Adherence concerns: Offer LAI depot formulation.
Prominent negative/cognitive deficits: Add cognitive remediation, CBT‑p, and social skills training.
👀 Patterns to Recognize
Auditory hallucination → “voices commenting” suggests primary schizophrenia vs. substance‑induced.
Early‑onset (<17 yr) + family history → high genetic load, consider intensive early‑intervention services.

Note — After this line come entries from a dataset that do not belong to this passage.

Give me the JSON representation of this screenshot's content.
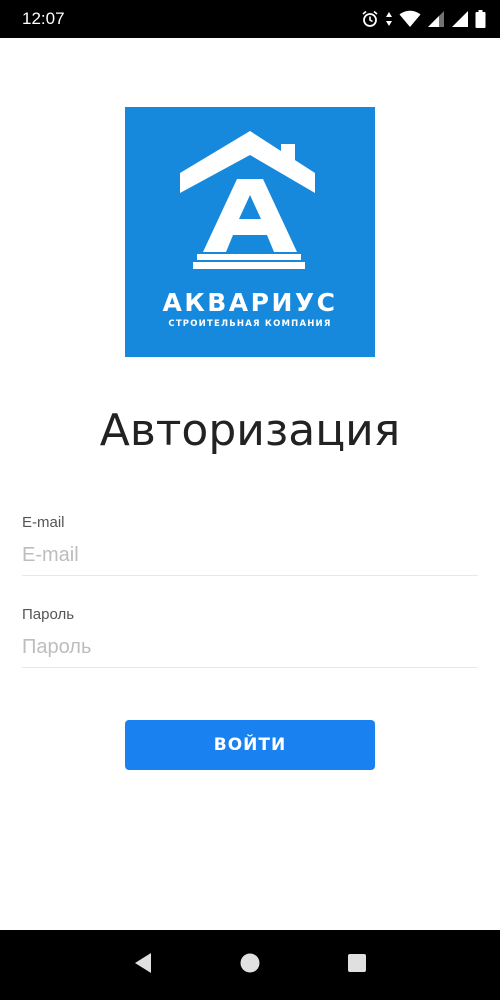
{
  "status_bar": {
    "time": "12:07",
    "icons": [
      "alarm-icon",
      "data-arrows-icon",
      "wifi-icon",
      "signal-icon",
      "signal-icon",
      "battery-icon"
    ]
  },
  "logo": {
    "brand": "АКВАРИУС",
    "tagline": "СТРОИТЕЛЬНАЯ КОМПАНИЯ",
    "background": "#1689dc"
  },
  "page": {
    "title": "Авторизация"
  },
  "form": {
    "email": {
      "label": "E-mail",
      "placeholder": "E-mail",
      "value": ""
    },
    "password": {
      "label": "Пароль",
      "placeholder": "Пароль",
      "value": ""
    },
    "submit_label": "ВОЙТИ"
  },
  "colors": {
    "accent": "#1a82f0",
    "logo_bg": "#1689dc",
    "text": "#222222",
    "placeholder": "#bdbdbd"
  },
  "nav_bar": {
    "buttons": [
      "back-icon",
      "home-icon",
      "recents-icon"
    ]
  }
}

Rapid weight gain within 1 mo of starting olanzapine → anticipate metabolic monitoring and diet/exercise counseling.
Persistent anhedonia with intact pleasure response → reward‑prediction deficit rather than true hedonic loss.
🗂️ Exam Traps
Distractor: “Clozapine is first‑line for all patients.” – Clozapine is reserved for TRS due to safety concerns.
Distractor: “Negative symptoms improve with higher doses of antipsychotics.” – Negative symptoms are largely medication‑resistant.
Distractor: “A single episode of psychosis guarantees remission without medication.” – Relapse risk rises after a second episode; maintenance therapy is usually indicated.
Distractor: “All patients with schizophrenia have a prodromal phase.” – Up to 75 % do, but not universal; absence does not rule out schizophrenia.
Distractor: “First‑rank symptoms are required for diagnosis.” – They are helpful but not mandatory under DSM‑5/ICD‑11.